Video from Images + Audio is built on FFmpeg compiled to WebAssembly, which is the same class of engine used by professional video editing and conversion pipelines. For deterministic operations, the output is byte-identical to what an equivalent CLI run would produce; for operations involving a codec or a model, the result is well within the range of what comparable tools generate. If you have a specific reference output you need to match, run a small test job first to confirm the configuration produces what you expect.

How is Video from Images + Audio different from desktop apps that do the same thing?

Desktop apps usually have more advanced features but require installation, maintenance and (often) a licence. Paid online tools are convenient but route your file through their servers and gate downloads behind accounts. Video from Images + Audio sits in between: free, instant, and private, but intentionally narrow in scope. For one-off jobs and the common video editing and conversion operations, it is usually the lowest-friction choice; for highly specialised work, a dedicated app is still the right answer.

Is Video from Images + Audio keyboard accessible?

Video from Images + Audio uses native HTML controls wherever possible, which means keyboard navigation, focus rings, and screen-reader labels work the way the platform expects. The drop zone accepts files via the keyboard-accessible file picker as well as drag-and-drop, and result downloads use standard browser download flows. If you spot an accessibility gap, Favtoo treats it as a bug worth fixing.

Can I use Video from Images + Audio with formats other than the defaults?

Video from Images + Audio accepts MP4, WebM, MOV, MKV, AVI, FLV, and OGV. If your input is in a format that is not directly supported, convert it first using one of Favtoo's converter tools — every Favtoo converter outputs a file that is a clean input to the next tool in the chain.

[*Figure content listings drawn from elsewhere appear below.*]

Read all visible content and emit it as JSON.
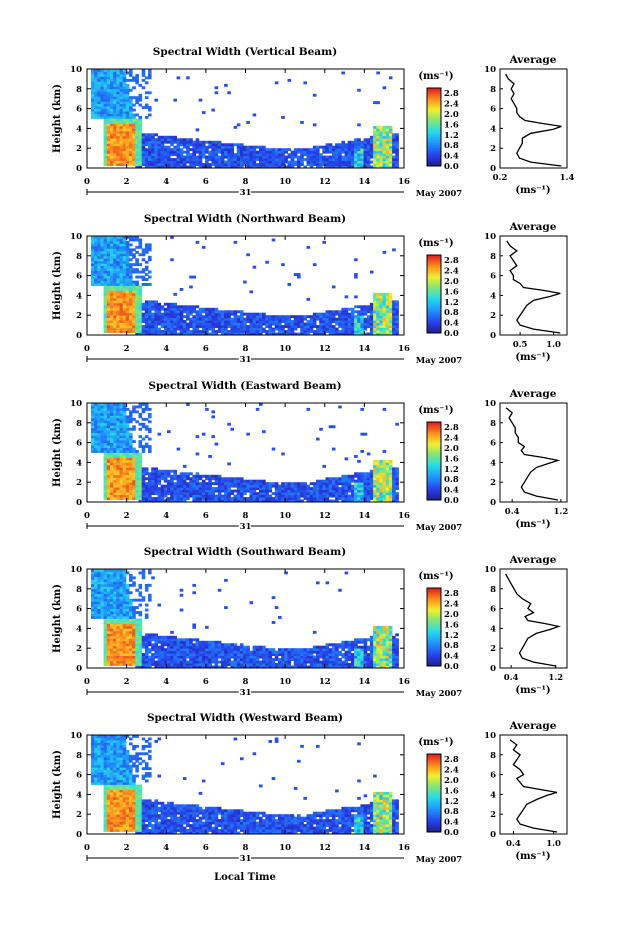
{
  "figure": {
    "xlabel": "Local Time",
    "date_label": "May 2007",
    "day_label": "31",
    "colorbar_unit": "(ms⁻¹)",
    "colorbar_ticks": [
      "2.8",
      "2.4",
      "2.0",
      "1.6",
      "1.2",
      "0.8",
      "0.4",
      "0.0"
    ],
    "avg_title": "Average",
    "avg_xlabel": "(ms⁻¹)",
    "ylabel": "Height (km)"
  },
  "chart_data": [
    {
      "type": "heatmap",
      "title": "Spectral Width (Vertical Beam)",
      "xlabel": "Local Time",
      "ylabel": "Height (km)",
      "x_ticks": [
        "0",
        "2",
        "4",
        "6",
        "8",
        "10",
        "12",
        "14",
        "16"
      ],
      "y_ticks": [
        "0",
        "2",
        "4",
        "6",
        "8",
        "10"
      ],
      "xlim": [
        0,
        16
      ],
      "ylim": [
        0,
        10
      ],
      "clim": [
        0.0,
        3.0
      ],
      "colorbar_unit": "ms-1",
      "average_profile": {
        "x_ticks": [
          "0.2",
          "1.4"
        ],
        "xlim": [
          0.2,
          1.4
        ],
        "height_km": [
          0.2,
          0.6,
          1.0,
          1.5,
          2.0,
          2.5,
          3.0,
          3.5,
          3.9,
          4.2,
          4.5,
          4.8,
          5.2,
          5.6,
          6.0,
          6.5,
          7.0,
          7.5,
          8.0,
          8.5,
          9.0,
          9.5
        ],
        "width_ms": [
          1.3,
          0.75,
          0.55,
          0.5,
          0.55,
          0.6,
          0.6,
          0.75,
          1.15,
          1.3,
          0.95,
          0.65,
          0.55,
          0.5,
          0.5,
          0.45,
          0.4,
          0.45,
          0.4,
          0.45,
          0.35,
          0.3
        ]
      }
    },
    {
      "type": "heatmap",
      "title": "Spectral Width (Northward Beam)",
      "xlabel": "Local Time",
      "ylabel": "Height (km)",
      "x_ticks": [
        "0",
        "2",
        "4",
        "6",
        "8",
        "10",
        "12",
        "14",
        "16"
      ],
      "y_ticks": [
        "0",
        "2",
        "4",
        "6",
        "8",
        "10"
      ],
      "xlim": [
        0,
        16
      ],
      "ylim": [
        0,
        10
      ],
      "clim": [
        0.0,
        3.0
      ],
      "colorbar_unit": "ms-1",
      "average_profile": {
        "x_ticks": [
          "0.5",
          "1.0"
        ],
        "xlim": [
          0.2,
          1.2
        ],
        "height_km": [
          0.2,
          0.6,
          1.0,
          1.5,
          2.0,
          2.5,
          3.0,
          3.5,
          3.9,
          4.2,
          4.5,
          4.8,
          5.2,
          5.6,
          6.0,
          6.5,
          7.0,
          7.5,
          8.0,
          8.5,
          9.0,
          9.5
        ],
        "width_ms": [
          1.1,
          0.7,
          0.5,
          0.45,
          0.5,
          0.55,
          0.6,
          0.7,
          0.95,
          1.1,
          0.85,
          0.55,
          0.5,
          0.4,
          0.4,
          0.35,
          0.45,
          0.4,
          0.35,
          0.45,
          0.35,
          0.3
        ]
      }
    },
    {
      "type": "heatmap",
      "title": "Spectral Width (Eastward Beam)",
      "xlabel": "Local Time",
      "ylabel": "Height (km)",
      "x_ticks": [
        "0",
        "2",
        "4",
        "6",
        "8",
        "10",
        "12",
        "14",
        "16"
      ],
      "y_ticks": [
        "0",
        "2",
        "4",
        "6",
        "8",
        "10"
      ],
      "xlim": [
        0,
        16
      ],
      "ylim": [
        0,
        10
      ],
      "clim": [
        0.0,
        3.0
      ],
      "colorbar_unit": "ms-1",
      "average_profile": {
        "x_ticks": [
          "0.4",
          "1.2"
        ],
        "xlim": [
          0.2,
          1.3
        ],
        "height_km": [
          0.2,
          0.6,
          1.0,
          1.5,
          2.0,
          2.5,
          3.0,
          3.5,
          3.9,
          4.2,
          4.5,
          4.8,
          5.2,
          5.6,
          6.0,
          6.5,
          7.0,
          7.5,
          8.0,
          8.5,
          9.0,
          9.5
        ],
        "width_ms": [
          1.15,
          0.8,
          0.6,
          0.55,
          0.6,
          0.65,
          0.7,
          0.8,
          1.0,
          1.15,
          0.9,
          0.6,
          0.55,
          0.6,
          0.5,
          0.5,
          0.45,
          0.45,
          0.4,
          0.35,
          0.4,
          0.3
        ]
      }
    },
    {
      "type": "heatmap",
      "title": "Spectral Width (Southward Beam)",
      "xlabel": "Local Time",
      "ylabel": "Height (km)",
      "x_ticks": [
        "0",
        "2",
        "4",
        "6",
        "8",
        "10",
        "12",
        "14",
        "16"
      ],
      "y_ticks": [
        "0",
        "2",
        "4",
        "6",
        "8",
        "10"
      ],
      "xlim": [
        0,
        16
      ],
      "ylim": [
        0,
        10
      ],
      "clim": [
        0.0,
        3.0
      ],
      "colorbar_unit": "ms-1",
      "average_profile": {
        "x_ticks": [
          "0.4",
          "1.2"
        ],
        "xlim": [
          0.2,
          1.4
        ],
        "height_km": [
          0.2,
          0.6,
          1.0,
          1.5,
          2.0,
          2.5,
          3.0,
          3.5,
          3.9,
          4.2,
          4.5,
          4.8,
          5.2,
          5.6,
          6.0,
          6.5,
          7.0,
          7.5,
          8.0,
          8.5,
          9.0,
          9.5
        ],
        "width_ms": [
          1.2,
          0.8,
          0.6,
          0.55,
          0.6,
          0.65,
          0.7,
          0.85,
          1.1,
          1.25,
          1.0,
          0.7,
          0.65,
          0.8,
          0.7,
          0.75,
          0.6,
          0.5,
          0.45,
          0.4,
          0.35,
          0.3
        ]
      }
    },
    {
      "type": "heatmap",
      "title": "Spectral Width (Westward Beam)",
      "xlabel": "Local Time",
      "ylabel": "Height (km)",
      "x_ticks": [
        "0",
        "2",
        "4",
        "6",
        "8",
        "10",
        "12",
        "14",
        "16"
      ],
      "y_ticks": [
        "0",
        "2",
        "4",
        "6",
        "8",
        "10"
      ],
      "xlim": [
        0,
        16
      ],
      "ylim": [
        0,
        10
      ],
      "clim": [
        0.0,
        3.0
      ],
      "colorbar_unit": "ms-1",
      "average_profile": {
        "x_ticks": [
          "0.4",
          "1.0"
        ],
        "xlim": [
          0.2,
          1.2
        ],
        "height_km": [
          0.2,
          0.6,
          1.0,
          1.5,
          2.0,
          2.5,
          3.0,
          3.5,
          3.9,
          4.2,
          4.5,
          4.8,
          5.2,
          5.6,
          6.0,
          6.5,
          7.0,
          7.5,
          8.0,
          8.5,
          9.0,
          9.5
        ],
        "width_ms": [
          1.05,
          0.7,
          0.5,
          0.45,
          0.5,
          0.55,
          0.6,
          0.75,
          0.9,
          1.05,
          0.8,
          0.55,
          0.5,
          0.45,
          0.55,
          0.5,
          0.4,
          0.45,
          0.5,
          0.4,
          0.45,
          0.35
        ]
      }
    }
  ]
}
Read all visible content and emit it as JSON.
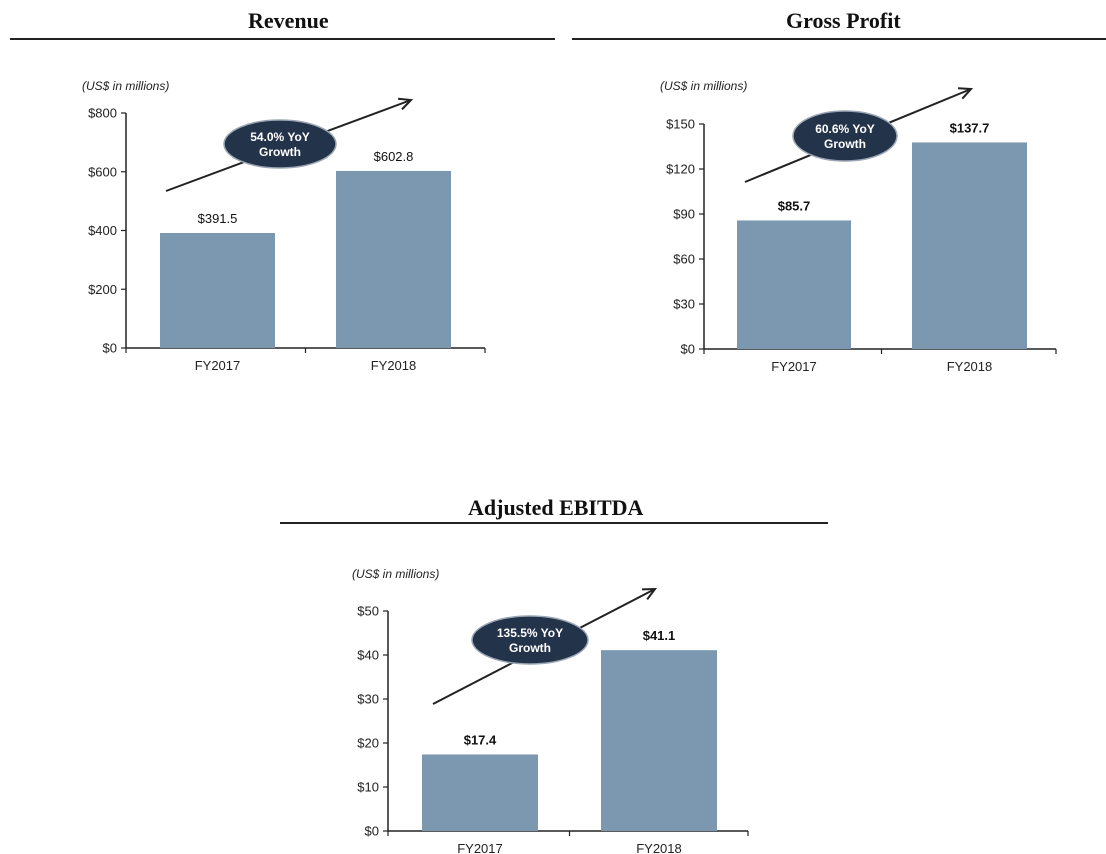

Can I use Video from Images + Audio for commercial work?

Video from Images + Audio can be used for personal and commercial work alike — there is no separate "business" licence to purchase. The output you generate is yours to use however you want, including in client deliverables, internal documents, or commercial products. Favtoo's only ask is fair, individual use; the tool is not designed to be embedded as a backend service or wrapped behind an API for resale.

Will Video from Images + Audio keep working if my Wi-Fi drops mid-task?

Once the page is loaded, Video from Images + Audio can complete jobs without an active internet connection — the engine is bundled with the page, so there is no per-job network call. The initial page load does require a connection (to fetch the static assets), but after that you can disconnect entirely and the tool will still work. This is a side-effect of the local-first architecture, not a deliberate "offline mode" feature.

Do I need a specific browser to use Video from Images + Audio?

Video from Images + Audio works in any modern browser released in the last few years — Chrome, Edge, Firefox, Safari, Brave, Arc and the major Chromium derivatives are all supported. The underlying engine relies on widely-supported web APIs, so there is nothing exotic to install. If you are on a very old browser version and the tool fails to load, updating to the latest release of your preferred browser is the only fix needed.

Does Video from Images + Audio require a browser extension or plug-in?

No installation is needed. Video from Images + Audio runs as a normal web page, with no browser extension, no native helper, and no separate desktop client to download. That is partly a privacy choice — extensions can request broad permissions, while a regular page is sandboxed by default — and partly a convenience one: you can use Video from Images + Audio on any computer you have temporary access to without leaving anything installed on it.